Simon lui répondit : Maître, nous avons travaillé toute la nuit sans rien
prendre; mais, sur ta parole, je jetterai le filet. L'ayant jeté, ils prirent
une grande quantité de poissons, et leur filet se rompait. Ils firent signe à
leurs compagnons qui étaient dans l'autre barque de venir les aider. Ils
vinrent et ils remplirent les deux barques, au point qu'elles s’enfonçaient.
Quand il vit cela, Simon Pierre tomba aux genoux de Jésus, et dit : Seigneur,
retire-toi de moi, parce que je suis un homme pécheur. Car l'épouvante l'avait saisi,
lui et tous ceux qui étaient avec lui, à cause de la pêche qu'ils avaient
faite. Il en était de même de Jacques et de Jean, fils de Zébédée, les associés
de Simon. Alors Jésus dit à Simon: Ne crains point; désormais tu seras pêcheur
d'hommes. Et, ayant ramené les barques à terre, ils laissèrent tout, et le
suivirent. »
Luc, 5.1-11
La pêche miraculeuse est un épisode fameux du Nouveau Testament, dont les 4 évangiles racontent la vie de Jésus Christ. C’est suite à ce miracle que Jésus aurait rallié à ses disciples Pierre (ou Simon), Jacques et Jean.
Le poisson deviendra par la suite un symbole fort du
christianisme : les premiers chrétiens de l’empire romain s’en servaient
pour s’identifier à cette nouvelle
religion, dans un contexte qui leur était hostile. Ce symbole avait non
seulement pour origine l’épisode biblique que nous venons de citer, mais aussi
le jeu de mot qu’il constitue en grec ancien, comme l’expliquera Saint Augustin
quelques siècles plus tard :
« Ajoutez à cela
que, si l’on joint ensemble les premières lettres de ces cinq mots grecs que
nous avons dit signifier Jésus-Christ, Fils de Dieu, Sauveur, on trouvera Ichthus, qui veut dire en grec poisson, nom
mystique du Sauveur, parce que lui seul a pu demeurer vivant, c’est-à-dire
exempt de péché, au milieu des abîmes de notre mortalité, semblables aux
profondeurs de la mer. »
Saint Augustin, La cité de Dieu
L’histoire commune entre sciences et religions a souvent été
conflictuelle : nous avons tout de suite en exemple le célèbre procès de
Galilée au 17ème siècle, forcé de réfuter ses théories devant ses
juges chrétiens. Ce conflit existe toujours aujourd’hui à travers les discours
créationnistes par exemple.
Mais il ne faut pas non plus imaginer les religions comme
des oppresseurs perpétuels du progrès scientifique : prenons comme exemple
la fabuleuse émulsion intellectuelle à Bagdad au cours du califat abbasside au
10ème siècle, les progrès d’alors en médecine, ou en mathématiques !
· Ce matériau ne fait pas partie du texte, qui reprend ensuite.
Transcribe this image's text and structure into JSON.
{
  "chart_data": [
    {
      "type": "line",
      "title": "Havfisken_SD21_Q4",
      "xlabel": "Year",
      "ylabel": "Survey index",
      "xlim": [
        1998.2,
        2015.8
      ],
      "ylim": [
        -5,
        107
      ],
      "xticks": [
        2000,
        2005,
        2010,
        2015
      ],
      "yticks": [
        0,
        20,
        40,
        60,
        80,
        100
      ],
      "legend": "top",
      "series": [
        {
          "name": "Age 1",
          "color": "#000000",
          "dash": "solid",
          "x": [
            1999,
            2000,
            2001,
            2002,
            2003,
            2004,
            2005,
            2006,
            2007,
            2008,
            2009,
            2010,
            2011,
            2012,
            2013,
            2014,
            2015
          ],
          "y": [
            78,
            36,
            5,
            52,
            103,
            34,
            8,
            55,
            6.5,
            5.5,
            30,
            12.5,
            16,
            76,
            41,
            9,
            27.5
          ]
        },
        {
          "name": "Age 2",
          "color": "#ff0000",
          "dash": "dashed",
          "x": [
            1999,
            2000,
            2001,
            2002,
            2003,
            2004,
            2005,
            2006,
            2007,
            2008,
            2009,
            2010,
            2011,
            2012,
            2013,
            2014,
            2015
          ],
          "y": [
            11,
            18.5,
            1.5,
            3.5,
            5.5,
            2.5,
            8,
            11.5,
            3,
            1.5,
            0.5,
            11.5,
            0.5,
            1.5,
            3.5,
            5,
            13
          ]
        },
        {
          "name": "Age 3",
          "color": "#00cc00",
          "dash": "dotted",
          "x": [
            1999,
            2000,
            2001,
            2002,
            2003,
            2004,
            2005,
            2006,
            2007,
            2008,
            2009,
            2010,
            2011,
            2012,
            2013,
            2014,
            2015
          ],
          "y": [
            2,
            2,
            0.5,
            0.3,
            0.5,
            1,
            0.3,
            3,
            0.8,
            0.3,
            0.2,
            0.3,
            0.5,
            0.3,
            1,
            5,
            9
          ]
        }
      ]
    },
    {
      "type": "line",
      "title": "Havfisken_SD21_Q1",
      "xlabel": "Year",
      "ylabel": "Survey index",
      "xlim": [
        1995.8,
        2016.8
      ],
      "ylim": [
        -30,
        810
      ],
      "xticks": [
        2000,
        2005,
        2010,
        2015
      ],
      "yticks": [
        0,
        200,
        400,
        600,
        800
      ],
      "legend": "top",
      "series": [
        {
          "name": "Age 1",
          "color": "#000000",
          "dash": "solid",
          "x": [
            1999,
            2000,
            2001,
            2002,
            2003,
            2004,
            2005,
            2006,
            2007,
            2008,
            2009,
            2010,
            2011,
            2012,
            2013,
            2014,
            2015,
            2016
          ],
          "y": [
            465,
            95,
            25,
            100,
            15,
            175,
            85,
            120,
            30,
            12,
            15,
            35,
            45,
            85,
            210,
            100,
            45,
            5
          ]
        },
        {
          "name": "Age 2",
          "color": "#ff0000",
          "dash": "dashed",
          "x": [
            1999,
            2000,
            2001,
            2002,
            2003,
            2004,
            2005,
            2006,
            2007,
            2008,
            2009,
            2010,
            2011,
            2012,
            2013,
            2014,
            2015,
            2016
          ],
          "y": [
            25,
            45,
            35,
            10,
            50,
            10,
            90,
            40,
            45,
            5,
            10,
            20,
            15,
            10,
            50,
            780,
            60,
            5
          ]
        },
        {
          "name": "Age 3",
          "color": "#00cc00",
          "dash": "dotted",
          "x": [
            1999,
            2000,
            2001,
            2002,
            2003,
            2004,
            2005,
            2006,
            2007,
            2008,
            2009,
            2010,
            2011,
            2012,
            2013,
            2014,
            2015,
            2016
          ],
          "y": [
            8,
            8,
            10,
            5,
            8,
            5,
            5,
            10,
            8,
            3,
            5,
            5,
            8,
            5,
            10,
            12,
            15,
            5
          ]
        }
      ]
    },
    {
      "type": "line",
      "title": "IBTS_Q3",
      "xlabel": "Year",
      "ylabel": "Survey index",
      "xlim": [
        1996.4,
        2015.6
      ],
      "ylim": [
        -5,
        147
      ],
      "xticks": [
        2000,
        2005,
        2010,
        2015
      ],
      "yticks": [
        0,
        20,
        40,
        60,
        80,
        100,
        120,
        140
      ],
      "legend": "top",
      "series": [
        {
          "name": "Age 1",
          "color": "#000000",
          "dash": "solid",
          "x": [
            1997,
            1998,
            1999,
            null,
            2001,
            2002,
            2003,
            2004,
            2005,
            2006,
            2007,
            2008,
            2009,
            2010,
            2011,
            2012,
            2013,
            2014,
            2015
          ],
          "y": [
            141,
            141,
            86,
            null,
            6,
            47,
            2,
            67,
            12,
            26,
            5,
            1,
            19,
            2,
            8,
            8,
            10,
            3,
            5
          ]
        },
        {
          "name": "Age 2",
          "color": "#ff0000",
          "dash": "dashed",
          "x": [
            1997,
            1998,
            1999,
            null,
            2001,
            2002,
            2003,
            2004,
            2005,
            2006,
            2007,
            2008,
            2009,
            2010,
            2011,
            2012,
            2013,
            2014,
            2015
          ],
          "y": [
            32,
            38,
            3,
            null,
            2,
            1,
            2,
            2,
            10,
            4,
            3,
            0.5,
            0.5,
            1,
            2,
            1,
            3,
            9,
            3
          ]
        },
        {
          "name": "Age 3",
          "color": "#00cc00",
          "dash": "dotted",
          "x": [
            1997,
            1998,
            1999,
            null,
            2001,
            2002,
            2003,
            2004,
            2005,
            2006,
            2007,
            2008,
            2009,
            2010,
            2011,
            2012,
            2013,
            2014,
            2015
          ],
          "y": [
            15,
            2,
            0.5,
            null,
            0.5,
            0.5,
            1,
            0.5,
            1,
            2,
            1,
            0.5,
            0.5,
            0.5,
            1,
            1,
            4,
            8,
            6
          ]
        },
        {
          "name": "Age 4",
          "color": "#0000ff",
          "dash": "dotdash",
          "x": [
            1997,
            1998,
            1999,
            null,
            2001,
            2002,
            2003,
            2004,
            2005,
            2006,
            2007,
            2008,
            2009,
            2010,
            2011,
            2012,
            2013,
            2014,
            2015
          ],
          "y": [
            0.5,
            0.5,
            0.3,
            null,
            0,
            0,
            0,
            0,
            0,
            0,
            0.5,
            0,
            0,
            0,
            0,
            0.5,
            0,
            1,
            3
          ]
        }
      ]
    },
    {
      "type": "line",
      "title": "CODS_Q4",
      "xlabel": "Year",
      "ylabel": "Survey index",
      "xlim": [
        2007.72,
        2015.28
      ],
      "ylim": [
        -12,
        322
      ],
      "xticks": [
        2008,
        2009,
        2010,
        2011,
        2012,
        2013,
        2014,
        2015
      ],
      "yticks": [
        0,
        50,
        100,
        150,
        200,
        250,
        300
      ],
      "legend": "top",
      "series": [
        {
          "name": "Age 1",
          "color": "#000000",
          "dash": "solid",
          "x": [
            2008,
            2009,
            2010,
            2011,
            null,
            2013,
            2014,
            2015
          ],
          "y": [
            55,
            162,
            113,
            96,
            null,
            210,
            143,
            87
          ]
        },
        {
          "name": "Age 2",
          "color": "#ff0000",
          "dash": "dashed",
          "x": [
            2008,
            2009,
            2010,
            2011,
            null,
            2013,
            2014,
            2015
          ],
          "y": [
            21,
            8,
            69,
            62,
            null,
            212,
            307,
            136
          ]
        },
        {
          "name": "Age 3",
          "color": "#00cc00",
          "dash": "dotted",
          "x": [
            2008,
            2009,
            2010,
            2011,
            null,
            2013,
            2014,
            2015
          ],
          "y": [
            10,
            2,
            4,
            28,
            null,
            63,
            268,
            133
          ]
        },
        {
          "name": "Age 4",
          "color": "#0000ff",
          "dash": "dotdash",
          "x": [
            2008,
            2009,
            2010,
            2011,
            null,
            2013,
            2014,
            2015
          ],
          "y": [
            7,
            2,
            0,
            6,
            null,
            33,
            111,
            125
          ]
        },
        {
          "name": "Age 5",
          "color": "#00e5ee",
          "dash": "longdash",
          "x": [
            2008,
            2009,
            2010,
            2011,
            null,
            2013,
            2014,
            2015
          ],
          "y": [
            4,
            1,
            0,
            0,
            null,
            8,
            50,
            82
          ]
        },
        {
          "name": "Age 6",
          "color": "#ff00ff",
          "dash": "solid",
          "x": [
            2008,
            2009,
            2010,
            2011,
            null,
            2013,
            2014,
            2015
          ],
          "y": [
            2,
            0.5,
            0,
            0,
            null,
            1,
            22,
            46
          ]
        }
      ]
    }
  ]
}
Même Galilée a fini par être réhabilité par le Pape Jean-Paul II.
Il ne faut pas voir non plus la science comme l’assassin
d’un sentiment religieux. Une telle cohabitation entre science et religion est bien
possible au sein d’un même individu : de grands scientifiques ont aussi
été très pieux. Le meilleur exemple est certainement René Descartes, dont
l’apport à la philosophie et à la science n’est pas à prouver et qui était par
ailleurs quelqu’un de profondément croyant.
Tout le monde connait son fameux « Je pense, donc je
suis », qui identifie notre existence à notre pensée et qui définit l’Homme
comme un être pensant. Son Cogito
implique une séparation nette entre l’âme immatérielle et le corps géométrique,
doctrine philosophique que l’on appelle le dualisme.
Cependant, l’âme et le corps ne peuvent demeurer constamment
dissociés. L’âme commande le corps. Il faut donc trouver une articulation entre
ces 2 dimensions a priori incompatibles : Descartes la placera dans la glande pinéale, située à la base du
cerveau.
Selon Descartes, c’est à ce niveau, juste entre les 2 hémisphères cérébraux, que siège l’âme humaine.
Bien entendu, il ne put jamais prouver cette affirmation.
Mais avec les moyens dont nous disposons aujourd’hui, pouvons-nous tirer cela
au clair ? Pouvons-nous étudier ce domaine aussi mystérieux et insondable
que l’âme humaine ?
En 2009, des chercheurs américains et allemands tentèrent
une expérience incroyable. Leur but : déterminer si, même après la mort,
une région du cerveau demeure fonctionnelle ; si, même après la mort,
quelque chose subsiste.
Pour cela, ils mirent en place un protocole déroutant :
ils placèrent un individu décédé dans une IRM fonctionnelle, une machine
capable de détecter les activations du cerveau. Alors que le cadavre reposait
dans la machine, ils passèrent devant ses yeux ouverts et vides des images de
visages humains…
Et là, incroyable : une activité cérébrale fut
détectée ! L’image n’était pas assez précise pour déterminer dans quelle
aire cérébrale avait lieu cette activation, mais le fait était clair : une
activation cérébrale était détectée quand bien même il était certain que
l’individu était décédé. Et que cela pouvait-il bien représenter, si ce n’est
l’âme humaine ?
Descartes avait-il raison, le siège de l’âme est-elle cette
petite protubérance cérébrale, la glande pinéale ?
Enfin… chez l’Homme ? Excusez-moi, il me semble que
j’ai oublié de vous préciser que cette expérience se déroulait non pas sur un
Homme décédé… Mais sur un saumon.
![]() |
Image tirée de l'article de Benett and col. 2009. On y voit bien la silhouette d'un saumon et les artéfacts d'activation au niveau de son cerveau. |
Trêve de plaisanterie, et analysons ce bon gros fake cérébral.
Tout d’abord, un titre accrocheur : l’existence de
l’âme ! Un sujet mystérieux pour la plupart d’entre nous. Une bonne
accroche putaclic ! Ensuite, une
transition toute en douceur au cours des premiers paragraphes de l’article, de
la religion qui ne semble au final pas si incompatible que cela avec la
science, et la preuve à travers Descartes qu’un esprit brillant peut coexister
avec un esprit pieux –et peut être même le magnifier. Tout cela pour arriver à
cette étude -qui a réellement existé, mais qui s’attachait à prouver quelque
chose de bien plus rationnel, nous allons le voir.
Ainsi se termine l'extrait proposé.